Après la polémique du recensement, celle de la réforme territoriale ? En janvier, le gouvernement congolais avait suscité une violente opposition en tentant de faire d’un recensement administratif très complexe un préalable à l’élection présidentielle (finalement fixée à novembre 2016). Dans ce tourbillon de débats et de manifestations, l’adoption d’une loi majeure était passée inaperçue : le découpage des provinces. Voilà que celle-ci suscite à son tour une suspicion, devenue systématique, de la part de l’opposition.
À première vue, la création de 26 nouvelles provinces (au lieu des 11 actuelles) paraît pourtant de bon sens. Dans le deuxième pays le plus vaste du continent, dont les routes sont souvent impraticables en milieu rural, rapprocher les autorités des habitants est une nécessité. Il y a une décennie, cette mesure avait d’ailleurs fait consensus dans la classe politique, au point d’être intégrée dans la Constitution de 2006… et laissée en jachère depuis.
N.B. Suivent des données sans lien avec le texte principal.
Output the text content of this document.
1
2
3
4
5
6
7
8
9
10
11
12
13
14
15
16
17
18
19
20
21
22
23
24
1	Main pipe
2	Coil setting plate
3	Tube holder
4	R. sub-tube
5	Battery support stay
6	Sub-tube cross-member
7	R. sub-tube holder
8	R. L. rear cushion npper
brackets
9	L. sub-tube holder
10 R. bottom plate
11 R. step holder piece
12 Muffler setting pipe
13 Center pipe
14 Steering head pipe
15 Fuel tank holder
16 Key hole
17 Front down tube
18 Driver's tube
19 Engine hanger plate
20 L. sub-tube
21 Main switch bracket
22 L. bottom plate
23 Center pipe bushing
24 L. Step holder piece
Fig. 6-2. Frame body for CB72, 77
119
Plus que le découpage lui-même, c’est en fait le "timing" qui pose problème. La loi, votée en janvier par le Parlement, a été promulguée par le président Joseph Kabila le 2 mars, soit trois jours après une rencontre avec Moïse Katumbi, le gouverneur du Katanga (Sud-Est). Le rendez-vous avait "tourné à la franche explication", selon l’entourage de ce dernier. Depuis quelques mois, les relations entre les deux hommes se sont en effet fortement dégradées, Kabila suspectant Katumbi d’avoir des ambitions présidentielles. Or la réforme territoriale aura – entre autres – pour conséquence de faire disparaître l’actuel poste de Katumbi en même temps que le Katanga, divisé en quatre provinces. Il en a pris acte le 7 mars en faisant des adieux très médiatisés aux Katangais, à Lubumbashi.
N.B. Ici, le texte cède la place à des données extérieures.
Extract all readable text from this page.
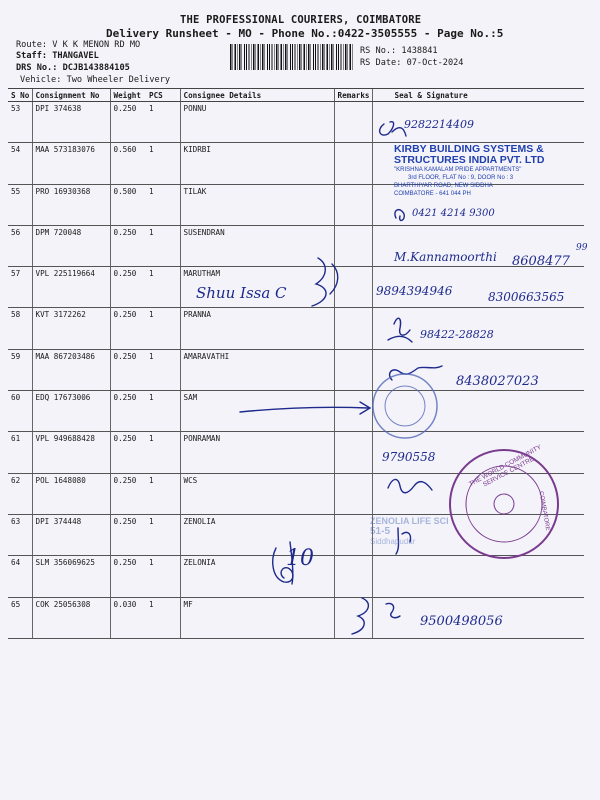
THE PROFESSIONAL COURIERS, COIMBATORE
Delivery Runsheet - MO - Phone No.:0422-3505555 - Page No.:5
Route: V K K MENON RD MO
Staff: THANGAVEL
DRS No.: DCJB143884105
Vehicle: Two Wheeler Delivery
RS No.: 1438841
RS Date: 07-Oct-2024
S No	Consignment No	Weight	PCS	Consignee Details	Remarks	Seal & Signature
53	DPI 374638	0.250	1	PONNU		
54	MAA 573183076	0.560	1	KIDRBI		
55	PRO 16930368	0.500	1	TILAK		
56	DPM 720048	0.250	1	SUSENDRAN		
57	VPL 225119664	0.250	1	MARUTHAM		
58	KVT 3172262	0.250	1	PRANNA		
59	MAA 867203486	0.250	1	AMARAVATHI		
60	EDQ 17673006	0.250	1	SAM		
61	VPL 949688428	0.250	1	PONRAMAN		
62	POL 1648080	0.250	1	WCS		
63	DPI 374448	0.250	1	ZENOLIA		
64	SLM 356069625	0.250	1	ZELONIA		
65	COK 25056308	0.030	1	MF		
THE WORLD COMMUNITY SERVICE CENTRE
COIMBATORE
KIRBY BUILDING SYSTEMS &
STRUCTURES INDIA PVT. LTD
"KRISHNA KAMALAM PRIDE APPARTMENTS"
3rd FLOOR, FLAT No : 9, DOOR No : 3
BHARTHIYAR ROAD, NEW SIDDHA
COIMBATORE - 641 044 PH
ZENOLIA LIFE SCI
51-5
Siddhapudur
9282214409
0421 4214 9300
M.Kannamoorthi 8608477
99
Shuu Issa C	9894394946	8300663565
98422-28828
8438027023
9790558
10
9500498056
Scénario du calendrier électoral décalé
En outre, cette réforme complexe doit être mise en oeuvre dans un calendrier déjà très chargé. Les élections provinciales et surtout municipales, urbaines et locales, qui seront une grande première, doivent être organisées le 25 octobre, et nombre d’observateurs jugeaient déjà hautement improbable le respect de cette échéance. Légalement, le découpage doit prendre quatre mois au maximum, soit jusqu’à mi-juillet, seulement trois mois avant le scrutin de tous les dangers. Mais "il n’est pas certain que le délai légal soit strictement respecté", reconnaît un expert du dossier au ministère de l’Intérieur. Sans compter que plusieurs des nouveaux chefs-lieux – pour certains, des villes moyennes assez reculées – ne disposent pas des infrastructures pour accueillir les nouvelles administrations provinciales.
Du coup, le spectre du "glissement" ressurgit, ce scénario qui verrait le calendrier électoral être décalé et le chef de l’État prolonger son mandat à la tête du pays, faute d’élection présidentielle organisée dans les temps… Reste que, contrairement au projet de recensement, ce découpage relativement populaire suscite pour l’instant peu de contestation. "Il faut attendre de voir s’il y aura une réaction des habitants du Katanga, assure un cadre de l’opposition à Kinshasa. Ils donneront le ton au reste du pays." Avec ses groupes armés et son gouverneur rebelle, cette riche province dotée d’une identité forte n’a pas fini de donner du fil à retordre au pouvoir central.